The ceremony at which Ali was presented with his scroll took place at Waterpark House in front of invited guests and distant relatives from Ennis.
But the real party was on the streets outside as his cavalcade slowly drove through Ennis. Mundy, Sharon Shannon, Tommy Fleming, the Kilfenora ceili band, former boxer Mick Dowling and Marty Morrissey kept all entertained at Abbey Street car park. "Ali, Ali, Ali…" was the chant of the day.
The crowds were 10 deep at Turnpike and every vantage point was taken. Trees, walls, porches, rooftops and signposts - anything that could be climbed upon.
Mary Grady Gormley - since deceased - was the great-great grandniece of Abe Grady. "This'll be a very, very late night. This is as good as the All-Irelands in 1995 and '97. We'll be lucky to get home at all," she said at the time.
Here, Ali was presented with a picture of his great-great grandfather's home place.

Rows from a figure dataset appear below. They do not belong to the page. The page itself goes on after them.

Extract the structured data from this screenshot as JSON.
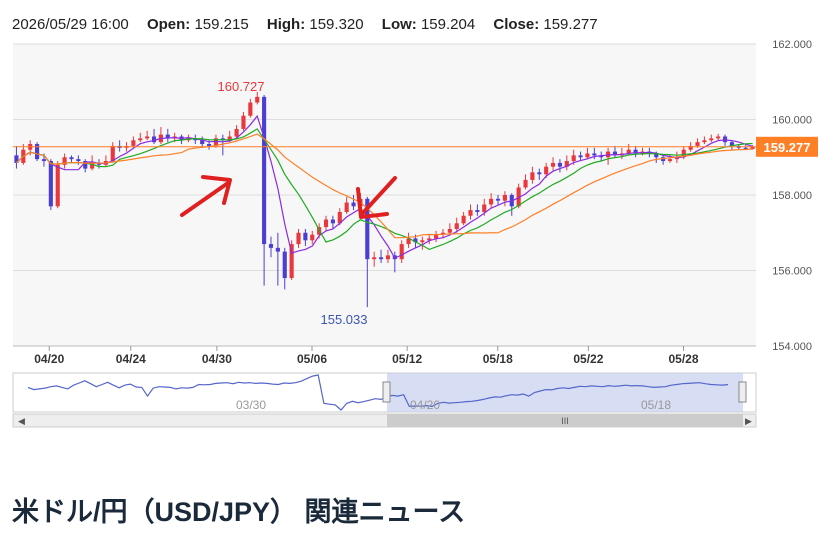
{
  "ohlc_bar": {
    "datetime": "2026/05/29 16:00",
    "open_label": "Open:",
    "open": "159.215",
    "high_label": "High:",
    "high": "159.320",
    "low_label": "Low:",
    "low": "159.204",
    "close_label": "Close:",
    "close": "159.277"
  },
  "news_heading": "米ドル/円（USD/JPY） 関連ニュース",
  "colors": {
    "up": "#e8373d",
    "down": "#4a3fd1",
    "ma_short": "#8a2be2",
    "ma_mid": "#22aa22",
    "ma_long": "#ff7f27",
    "price_line": "#ff7f27",
    "grid": "#dddddd",
    "plot_bg": "#f7f7f7",
    "arrow": "#e02020",
    "navigator_fill": "#c9d2ef",
    "navigator_line": "#5566cc"
  },
  "chart_data": {
    "type": "candlestick",
    "ylim": [
      154,
      162
    ],
    "y_ticks": [
      "154.000",
      "156.000",
      "158.000",
      "160.000",
      "162.000"
    ],
    "x_ticks": [
      "04/20",
      "04/24",
      "04/30",
      "05/06",
      "05/12",
      "05/18",
      "05/22",
      "05/28"
    ],
    "current_price": "159.277",
    "high_annotation": "160.727",
    "low_annotation": "155.033",
    "candles": [
      [
        159.05,
        158.85,
        159.3,
        158.7
      ],
      [
        158.85,
        159.2,
        159.35,
        158.8
      ],
      [
        159.2,
        159.35,
        159.45,
        159.05
      ],
      [
        159.35,
        158.95,
        159.4,
        158.9
      ],
      [
        158.95,
        158.9,
        159.1,
        158.75
      ],
      [
        158.9,
        157.7,
        158.95,
        157.6
      ],
      [
        157.7,
        158.8,
        158.9,
        157.65
      ],
      [
        158.8,
        159.0,
        159.1,
        158.7
      ],
      [
        159.0,
        158.95,
        159.05,
        158.85
      ],
      [
        158.95,
        158.9,
        159.05,
        158.8
      ],
      [
        158.9,
        158.7,
        158.95,
        158.6
      ],
      [
        158.7,
        158.85,
        159.05,
        158.65
      ],
      [
        158.85,
        158.8,
        158.95,
        158.7
      ],
      [
        158.8,
        158.9,
        159.05,
        158.75
      ],
      [
        158.9,
        159.3,
        159.4,
        158.85
      ],
      [
        159.3,
        159.25,
        159.45,
        159.15
      ],
      [
        159.25,
        159.3,
        159.4,
        159.15
      ],
      [
        159.3,
        159.45,
        159.55,
        159.25
      ],
      [
        159.45,
        159.5,
        159.65,
        159.4
      ],
      [
        159.5,
        159.55,
        159.7,
        159.45
      ],
      [
        159.55,
        159.4,
        159.75,
        159.35
      ],
      [
        159.4,
        159.6,
        159.8,
        159.35
      ],
      [
        159.6,
        159.5,
        159.75,
        159.4
      ],
      [
        159.5,
        159.55,
        159.65,
        159.4
      ],
      [
        159.55,
        159.45,
        159.6,
        159.35
      ],
      [
        159.45,
        159.5,
        159.6,
        159.4
      ],
      [
        159.5,
        159.45,
        159.6,
        159.35
      ],
      [
        159.45,
        159.35,
        159.55,
        159.25
      ],
      [
        159.35,
        159.3,
        159.45,
        159.2
      ],
      [
        159.3,
        159.5,
        159.6,
        159.25
      ],
      [
        159.5,
        159.45,
        159.6,
        159.05
      ],
      [
        159.45,
        159.55,
        159.7,
        159.4
      ],
      [
        159.55,
        159.75,
        159.85,
        159.5
      ],
      [
        159.75,
        160.1,
        160.2,
        159.7
      ],
      [
        160.1,
        160.45,
        160.55,
        160.05
      ],
      [
        160.45,
        160.6,
        160.73,
        160.4
      ],
      [
        160.6,
        156.7,
        160.65,
        155.6
      ],
      [
        156.7,
        156.6,
        156.9,
        156.35
      ],
      [
        156.6,
        156.5,
        157.0,
        155.6
      ],
      [
        156.5,
        155.8,
        156.6,
        155.5
      ],
      [
        155.8,
        156.7,
        156.8,
        155.75
      ],
      [
        156.7,
        157.0,
        157.1,
        156.6
      ],
      [
        157.0,
        156.8,
        157.1,
        156.65
      ],
      [
        156.8,
        156.95,
        157.05,
        156.7
      ],
      [
        156.95,
        157.15,
        157.25,
        156.85
      ],
      [
        157.15,
        157.35,
        157.45,
        157.05
      ],
      [
        157.35,
        157.25,
        157.45,
        157.1
      ],
      [
        157.25,
        157.55,
        157.65,
        157.2
      ],
      [
        157.55,
        157.8,
        157.95,
        157.5
      ],
      [
        157.8,
        157.7,
        158.0,
        157.6
      ],
      [
        157.7,
        157.9,
        158.05,
        157.6
      ],
      [
        157.9,
        156.3,
        157.95,
        155.03
      ],
      [
        156.3,
        156.35,
        156.5,
        156.1
      ],
      [
        156.35,
        156.3,
        156.55,
        156.2
      ],
      [
        156.3,
        156.4,
        156.55,
        156.2
      ],
      [
        156.4,
        156.3,
        156.5,
        155.95
      ],
      [
        156.3,
        156.7,
        156.8,
        156.2
      ],
      [
        156.7,
        156.85,
        157.0,
        156.6
      ],
      [
        156.85,
        156.75,
        156.95,
        156.6
      ],
      [
        156.75,
        156.8,
        156.9,
        156.55
      ],
      [
        156.8,
        156.85,
        156.95,
        156.7
      ],
      [
        156.85,
        156.95,
        157.05,
        156.75
      ],
      [
        156.95,
        157.0,
        157.1,
        156.85
      ],
      [
        157.0,
        157.1,
        157.25,
        156.95
      ],
      [
        157.1,
        157.25,
        157.4,
        157.0
      ],
      [
        157.25,
        157.45,
        157.55,
        157.2
      ],
      [
        157.45,
        157.6,
        157.75,
        157.35
      ],
      [
        157.6,
        157.55,
        157.75,
        157.45
      ],
      [
        157.55,
        157.75,
        157.9,
        157.45
      ],
      [
        157.75,
        157.9,
        158.05,
        157.65
      ],
      [
        157.9,
        157.85,
        158.0,
        157.75
      ],
      [
        157.85,
        158.0,
        158.1,
        157.7
      ],
      [
        158.0,
        157.7,
        158.05,
        157.45
      ],
      [
        157.7,
        158.2,
        158.3,
        157.65
      ],
      [
        158.2,
        158.4,
        158.55,
        158.15
      ],
      [
        158.4,
        158.6,
        158.75,
        158.3
      ],
      [
        158.6,
        158.55,
        158.7,
        158.4
      ],
      [
        158.55,
        158.75,
        158.85,
        158.45
      ],
      [
        158.75,
        158.85,
        159.0,
        158.65
      ],
      [
        158.85,
        158.75,
        158.95,
        158.6
      ],
      [
        158.75,
        158.9,
        159.05,
        158.65
      ],
      [
        158.9,
        159.05,
        159.2,
        158.8
      ],
      [
        159.05,
        159.0,
        159.15,
        158.9
      ],
      [
        159.0,
        159.1,
        159.25,
        158.95
      ],
      [
        159.1,
        159.05,
        159.25,
        158.95
      ],
      [
        159.05,
        159.0,
        159.15,
        158.9
      ],
      [
        159.0,
        159.15,
        159.25,
        158.8
      ],
      [
        159.15,
        159.05,
        159.3,
        159.0
      ],
      [
        159.05,
        159.1,
        159.25,
        158.95
      ],
      [
        159.1,
        159.2,
        159.35,
        159.05
      ],
      [
        159.2,
        159.1,
        159.3,
        159.0
      ],
      [
        159.1,
        159.15,
        159.25,
        159.05
      ],
      [
        159.15,
        159.1,
        159.25,
        159.0
      ],
      [
        159.1,
        159.0,
        159.15,
        158.85
      ],
      [
        159.0,
        158.9,
        159.05,
        158.8
      ],
      [
        158.9,
        158.95,
        159.05,
        158.85
      ],
      [
        158.95,
        159.0,
        159.15,
        158.85
      ],
      [
        159.0,
        159.2,
        159.3,
        158.95
      ],
      [
        159.2,
        159.3,
        159.4,
        159.15
      ],
      [
        159.3,
        159.4,
        159.5,
        159.25
      ],
      [
        159.4,
        159.45,
        159.55,
        159.35
      ],
      [
        159.45,
        159.5,
        159.6,
        159.4
      ],
      [
        159.5,
        159.55,
        159.62,
        159.45
      ],
      [
        159.55,
        159.4,
        159.6,
        159.3
      ],
      [
        159.4,
        159.3,
        159.45,
        159.2
      ],
      [
        159.3,
        159.25,
        159.35,
        159.2
      ],
      [
        159.25,
        159.22,
        159.32,
        159.2
      ],
      [
        159.215,
        159.277,
        159.32,
        159.204
      ]
    ],
    "navigator_ticks": [
      "03/30",
      "04/20",
      "05/18"
    ]
  }
}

His wife, Lonnie, said: "It's probably singularly the most exciting days of our lives with regards to visiting a town which has opened its arms totally to Muhammad and adopted him and accepted him as their long-lost son. To visit his ancestral home and visit his distant relatives is an amazing, amazing day."
Before flying home to Kentucky, Ali stopped off at Dromoland Castle, where he met over 200 guests supporting the Alltech-Muhammad Ali Centre Global Education and Charitable Fund. Former Clare senior hurler Gerry Quinn was one of the lucky few to greet him. "To be in his presence was an incredible experience - I was very lucky. He was a legendary sportsman and all here in Clare will always remember the day he came to visit," Mr Quinn said last night.
- Clare County Council will open a Book of Condolence at its office from 11am tomorrow morning.